Many, MANY years ago - more than I would like to admit - I was one of the people answering this particular Stack Overflow question about the order of data in the output of pg_dump.

In my answer I was pointing out then-recent patch to pg_dump that was providing the --ordered param that would cause dumping of the table data in a deterministic order, instead of reflecting the current on-disk structure of the table.

That patch did not gain enough traction and was not accepted into the code base. And as far as I can see, no addition of this kind was made since then.
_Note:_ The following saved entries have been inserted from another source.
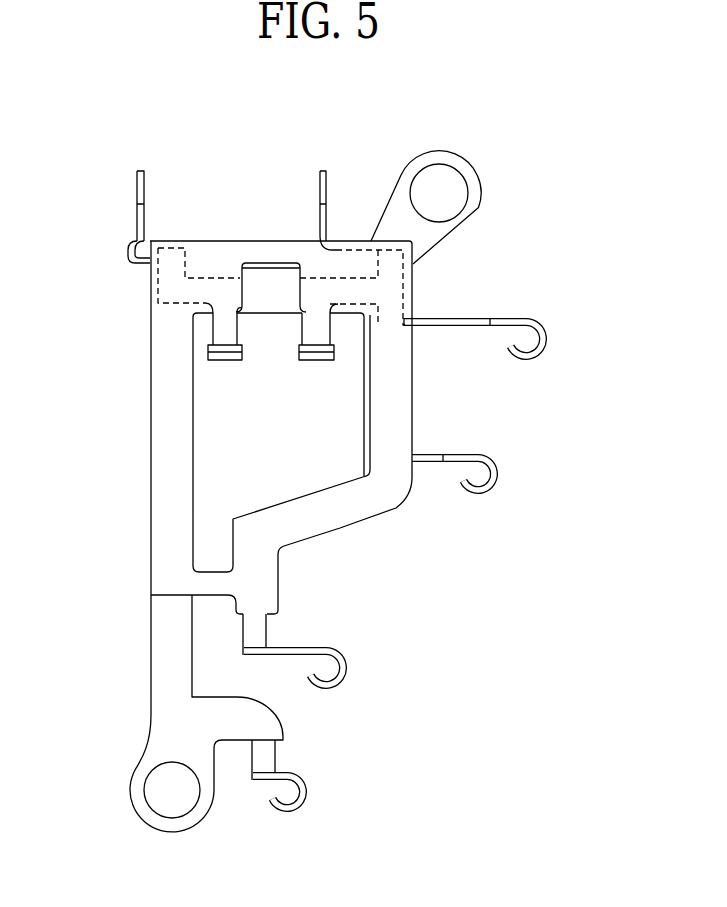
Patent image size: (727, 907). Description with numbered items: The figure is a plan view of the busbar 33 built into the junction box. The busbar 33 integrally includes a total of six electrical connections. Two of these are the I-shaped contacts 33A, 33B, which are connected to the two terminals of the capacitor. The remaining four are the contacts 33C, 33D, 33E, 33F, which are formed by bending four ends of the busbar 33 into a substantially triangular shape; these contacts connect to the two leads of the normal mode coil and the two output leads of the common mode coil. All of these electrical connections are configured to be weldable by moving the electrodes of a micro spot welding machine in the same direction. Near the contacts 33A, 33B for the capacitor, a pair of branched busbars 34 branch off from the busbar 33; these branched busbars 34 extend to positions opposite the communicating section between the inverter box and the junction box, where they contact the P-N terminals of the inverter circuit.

The busbar 33 is at (172, 452).
The I-shaped contact 33A is at (226, 353).
The I-shaped contact 33B is at (316, 353).
The contact 33C is at (544, 348).
The contact 33D is at (496, 486).
The contact 33E is at (349, 679).
The contact 33F is at (306, 803).
The branched busbars 34 is at (137, 186).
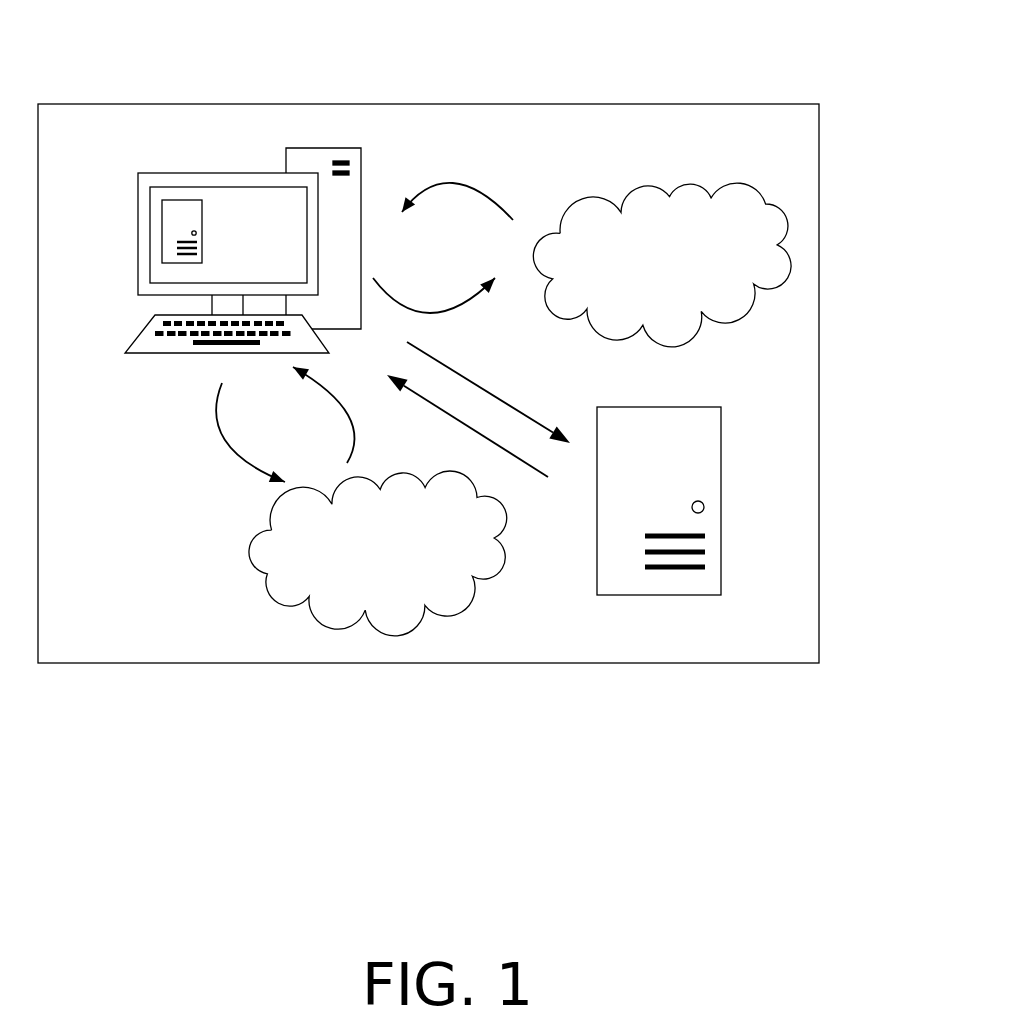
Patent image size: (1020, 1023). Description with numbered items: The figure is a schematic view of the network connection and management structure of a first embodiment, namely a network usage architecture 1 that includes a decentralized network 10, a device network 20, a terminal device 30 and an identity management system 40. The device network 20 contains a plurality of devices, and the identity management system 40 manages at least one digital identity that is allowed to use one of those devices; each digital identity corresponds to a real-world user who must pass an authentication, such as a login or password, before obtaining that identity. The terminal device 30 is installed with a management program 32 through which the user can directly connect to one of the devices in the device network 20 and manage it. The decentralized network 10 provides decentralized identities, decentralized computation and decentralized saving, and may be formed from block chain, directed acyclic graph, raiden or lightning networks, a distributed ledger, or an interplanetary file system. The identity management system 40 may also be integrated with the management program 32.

The network usage architecture 1 is at (712, 135).
The decentralized network 10 is at (288, 603).
The device network 20 is at (772, 269).
The terminal device 30 is at (204, 184).
The management program 32 is at (187, 213).
The identity management system 40 is at (628, 582).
I'm revisiting this topic today by accident. But, by a funny coincidence, tomorrow, to the day, is the anniversary of that Stack Overflow answer, and, by another coincidence, I could have recalled this just a few weeks ago, when I was testing PostgreSQL instance migration (and comparing two pg_dump outputs - dealing with this exact ordering issue).
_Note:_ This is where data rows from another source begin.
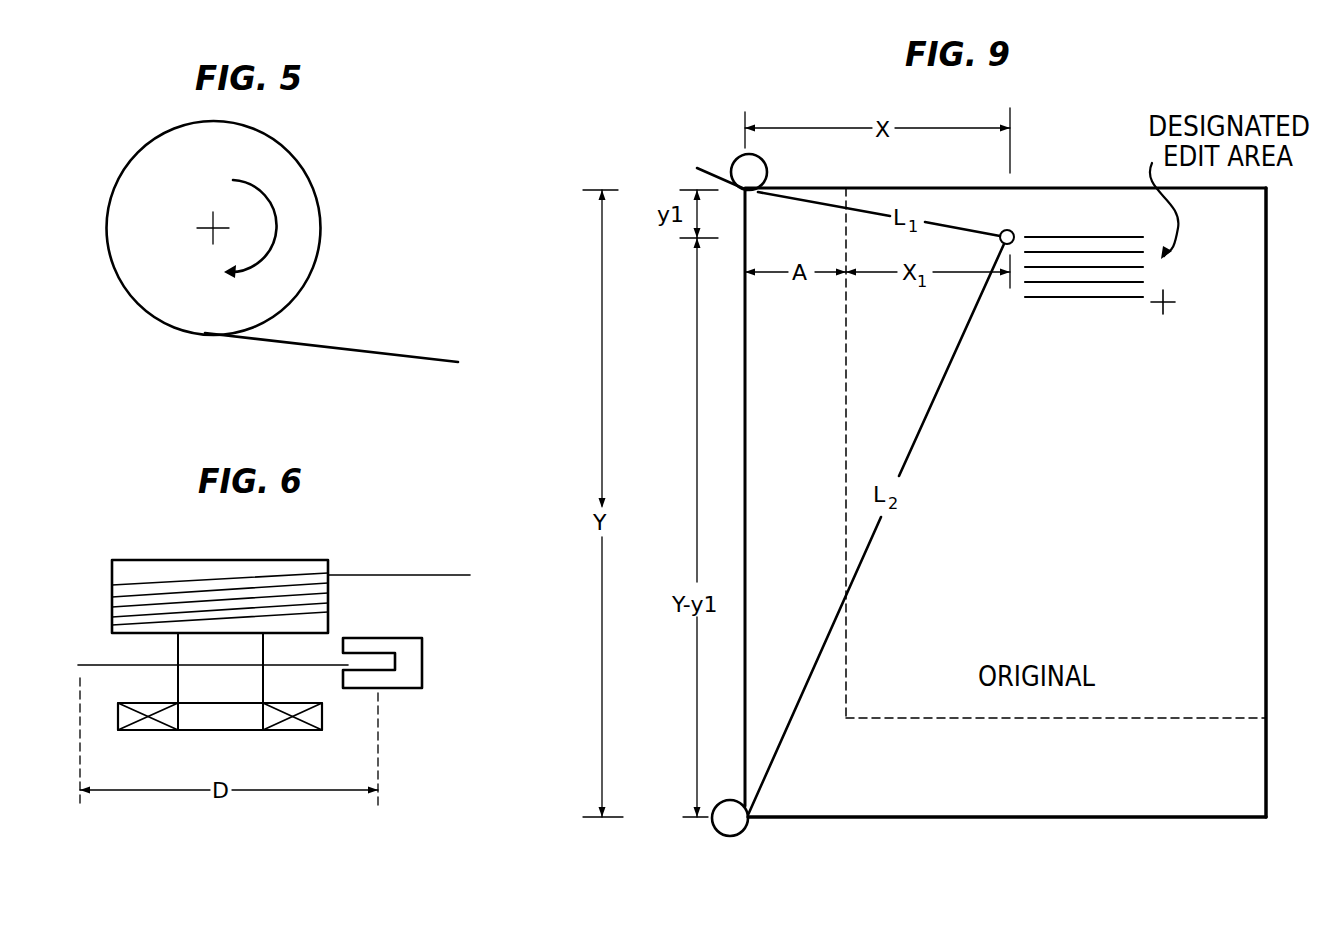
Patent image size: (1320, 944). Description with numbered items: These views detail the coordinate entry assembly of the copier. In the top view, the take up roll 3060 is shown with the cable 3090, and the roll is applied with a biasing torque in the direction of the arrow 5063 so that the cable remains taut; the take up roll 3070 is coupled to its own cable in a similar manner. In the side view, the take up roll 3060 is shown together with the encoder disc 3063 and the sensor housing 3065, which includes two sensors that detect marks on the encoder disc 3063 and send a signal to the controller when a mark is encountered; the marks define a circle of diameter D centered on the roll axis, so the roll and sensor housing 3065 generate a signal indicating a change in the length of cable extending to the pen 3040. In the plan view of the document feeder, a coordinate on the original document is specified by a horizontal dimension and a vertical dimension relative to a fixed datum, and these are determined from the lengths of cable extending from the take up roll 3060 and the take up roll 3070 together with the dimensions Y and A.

In FIG. 5, the take up roll 3060 is at (107, 218).
In FIG. 6, the take up roll 3060 is at (204, 560).
In FIG. 9, the take up roll 3060 is at (733, 162).
In FIG. 5, the arrow 5063 is at (276, 243).
In FIG. 5, the cable 3090 is at (315, 342).
In FIG. 6, the cable 3090 is at (405, 575).
In FIG. 6, the encoder disc 3063 is at (108, 663).
In FIG. 6, the sensor housing 3065 is at (395, 638).
In FIG. 9, the pen 3040 is at (1013, 229).
In FIG. 9, the take up roll 3070 is at (735, 837).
So just as a quick reminder and a demonstration - if we run this...

psql -tAc "select version()"

# Enter test data
psql -c "drop table if exists test; create table test (a int); insert into test (a) values (1), (2)"

# Compare two dumps
echo "-- diff 1 --"
diff <(pg_dump) <(pg_dump)

# Compare two dumps after updating the first tuple
BEFORE="$(pg_dump)"
psql -c "update test set a = 1 where a = 1"
echo "-- diff 2 --"
diff -c1  <(echo "$BEFORE") <(pg_dump)

... the result will be:

PostgreSQL 17.5 on x86_64-pc-linux-gnu, compiled by gcc (Debian 12.2.0-14+deb12u1) 12.2.0, 64-bit
DROP TABLE
CREATE TABLE
INSERT 0 2
-- diff 1 --
UPDATE 1
-- diff 2 --
*** /dev/fd/63  Sat Aug  9 13:57:57 2025
--- /dev/fd/62  Sat Aug  9 13:57:57 2025
***************
*** 39,42 ****
  COPY public.test (a) FROM stdin;
- 1
  2
  \.
--- 39,42 ----
  COPY public.test (a) FROM stdin;
  2
+ 1
  \.
***************
*** 47 ****
--- 47,48 ----
  --
+

The UPDATE of the row with "1" caused its tuple to now be located after the one with row containing "2", and our pg_dump output changed accordingly.
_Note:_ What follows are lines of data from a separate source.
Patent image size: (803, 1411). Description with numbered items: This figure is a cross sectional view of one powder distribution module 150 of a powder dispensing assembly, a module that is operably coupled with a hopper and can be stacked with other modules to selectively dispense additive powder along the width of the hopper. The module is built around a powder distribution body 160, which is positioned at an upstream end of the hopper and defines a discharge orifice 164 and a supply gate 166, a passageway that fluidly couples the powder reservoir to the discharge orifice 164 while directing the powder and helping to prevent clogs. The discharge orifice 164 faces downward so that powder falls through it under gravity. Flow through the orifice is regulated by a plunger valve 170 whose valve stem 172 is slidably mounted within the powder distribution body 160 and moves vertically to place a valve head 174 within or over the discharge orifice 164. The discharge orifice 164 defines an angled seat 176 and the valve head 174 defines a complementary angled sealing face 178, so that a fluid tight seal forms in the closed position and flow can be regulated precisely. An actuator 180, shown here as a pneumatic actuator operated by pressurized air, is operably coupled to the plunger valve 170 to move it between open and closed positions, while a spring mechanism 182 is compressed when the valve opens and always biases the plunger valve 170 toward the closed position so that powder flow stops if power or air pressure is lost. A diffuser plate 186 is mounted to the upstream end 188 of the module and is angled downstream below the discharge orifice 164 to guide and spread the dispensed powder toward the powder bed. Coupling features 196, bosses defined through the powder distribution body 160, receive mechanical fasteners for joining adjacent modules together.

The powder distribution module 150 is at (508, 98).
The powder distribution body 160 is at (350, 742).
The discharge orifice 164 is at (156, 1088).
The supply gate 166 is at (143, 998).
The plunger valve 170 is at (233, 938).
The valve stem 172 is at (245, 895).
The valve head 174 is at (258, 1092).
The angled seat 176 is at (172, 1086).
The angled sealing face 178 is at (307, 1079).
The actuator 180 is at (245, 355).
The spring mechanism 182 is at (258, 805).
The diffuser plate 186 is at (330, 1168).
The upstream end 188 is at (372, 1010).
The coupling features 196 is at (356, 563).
As a side note: here we also see that an UPDATE that does not change the actual row values is still generating a new physical tuple. This is worth knowing on its own.

For my recent use case, comparing pg_dump outputs was just an extra sanity check of the migration process, so simply sorting the output files themselves, and getting empty diff as a result, was good enough.